Kita juga perlu memperhatikan bahwa ktia tidak salah menafsirkan Alkitab seolah-olah setiap ayat dituliskan bagi situasi pribadi kita. Kita tidak boleh memetik ayat keluar dari konteksnya hanya karena kita inginkan. Sebagai contoh, Allah menjanjikan Salomo, “kekayaan, harta benda dan kemuliaan” sebagaimana yang kita temui dalam 2 Tawarikh 1:11-12. Akan tetapi kita tidak bisa mendoakan ayat-ayat itu seolah-olah Allah menjanjikan hal itu kepada kita. Kita tidak bisa “mengklaim” ayat-ayat secara terpisah dari konteksnya. Namun ada waktunya ketika Allah menekankan ayat-ayat tertentu pada hati kami sebagai wujud dari pesan pribadi-Nya kepada kita, dan kita boleh mendoakannya.
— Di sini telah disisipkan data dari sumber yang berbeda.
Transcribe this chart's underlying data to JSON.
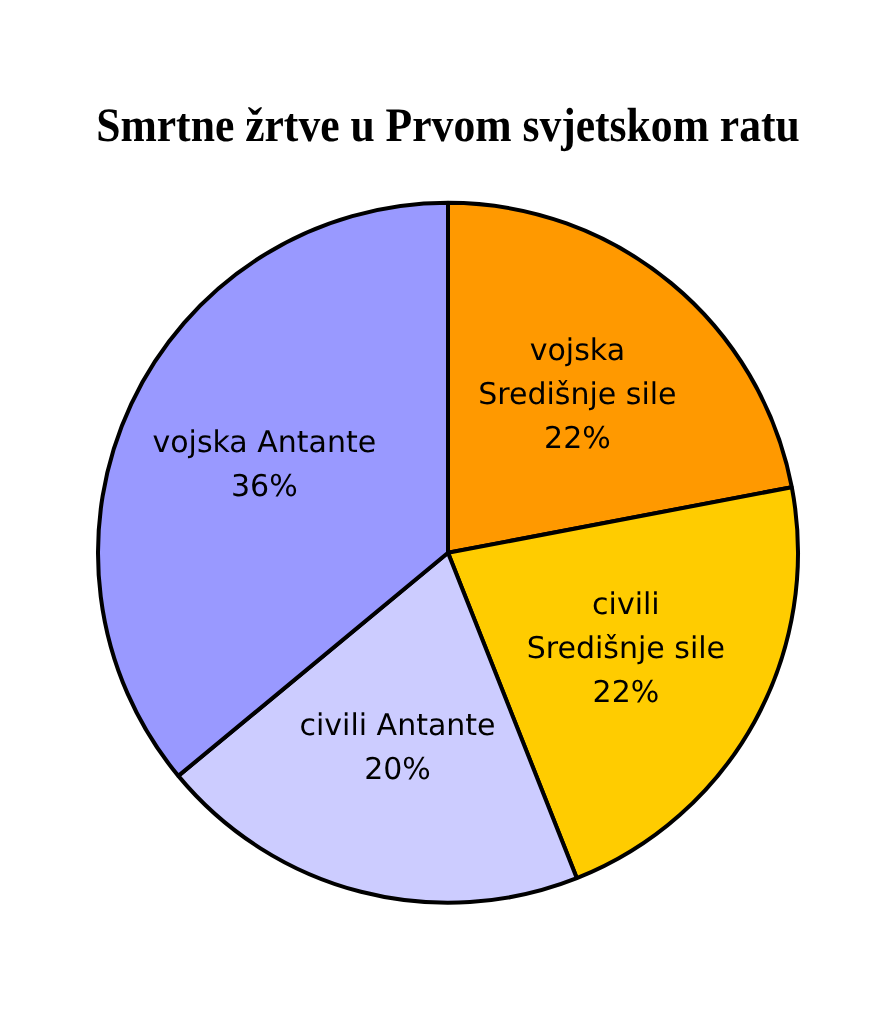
{
  "chart_data": {
    "type": "pie",
    "title": "Smrtne žrtve u Prvom svjetskom ratu",
    "categories": [
      "vojska Središnje sile",
      "civili Središnje sile",
      "civili Antante",
      "vojska Antante"
    ],
    "values": [
      22,
      22,
      20,
      36
    ],
    "colors": [
      "#ff9900",
      "#ffcc00",
      "#ccccff",
      "#9999ff"
    ],
    "value_labels": [
      "22%",
      "22%",
      "20%",
      "36%"
    ],
    "legend": false
  }
}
Jika kita berusaha menerapkan setiap ayat secara pribadi, maka kita akan menemukan kesulitan dengan ayat seperti 1 Samuel 15:3: “Jadi pergilah sekarang, kalahkanlah orang Amalek, tumpaslah segala yang ada padanya...” Kita harus selalu membaca Alkitab dalam konteksnya dan belajar tentang Allah dari prinsip yang kita temukan. Allah mungkin menggunakan bagian ayat itu untuk berbicara mengenai penumpasan sikap kedagingan yang ada dalam hidup kita. Dalam kasus seperti itu, mungkin kita dapat berdoa, “Tuhan, sama seperti perintah-Mu untuk menumpas segala sesuatu yang mencerminkan kejahatan kaum Amalek, Saya ingin menumpaskan semua berhala yang ada pada hidup saya sehingga hanya Engkau yang kusembah. Tahirkan hati saya sama seperti mereka membersihkan wilayah yang mereka taklukkan.”
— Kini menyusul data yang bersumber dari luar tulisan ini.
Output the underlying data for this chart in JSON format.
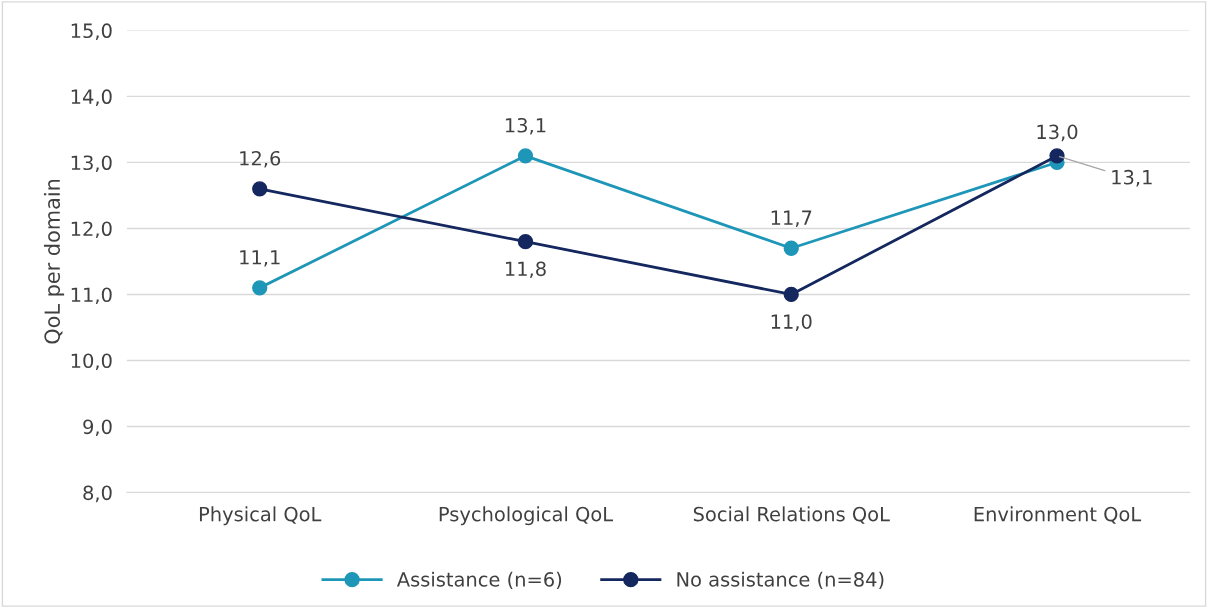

Doa yang efektif, yakin, dan bergairah dapat hadir dari Alkitab maupun dari dalam hati kita. Tujuannya adalah menyatukan keduanya. Bahkan di atas kayu salib di tengah penderitaan, Yesus menyerukan kata-kata yang ditemukan dalam Mazmur 22: “Allahku, Allahku, mengapa Engkau meninggalkan aku?” Banyak pelajar Alkitab yang percaya bahwa Yesus mengutip seluruh Mazmur 22 ketika Ia disalib, dengan mendoakannya kembali kepada Allah sebagai bentuk penyembahan bahkan dalam kematian. Semakin kita mempelajari dan menjiwai Alkitab, doa kita akan semakin mencerminkan kehendak Allah dan semakin efektif pula khasiatnya.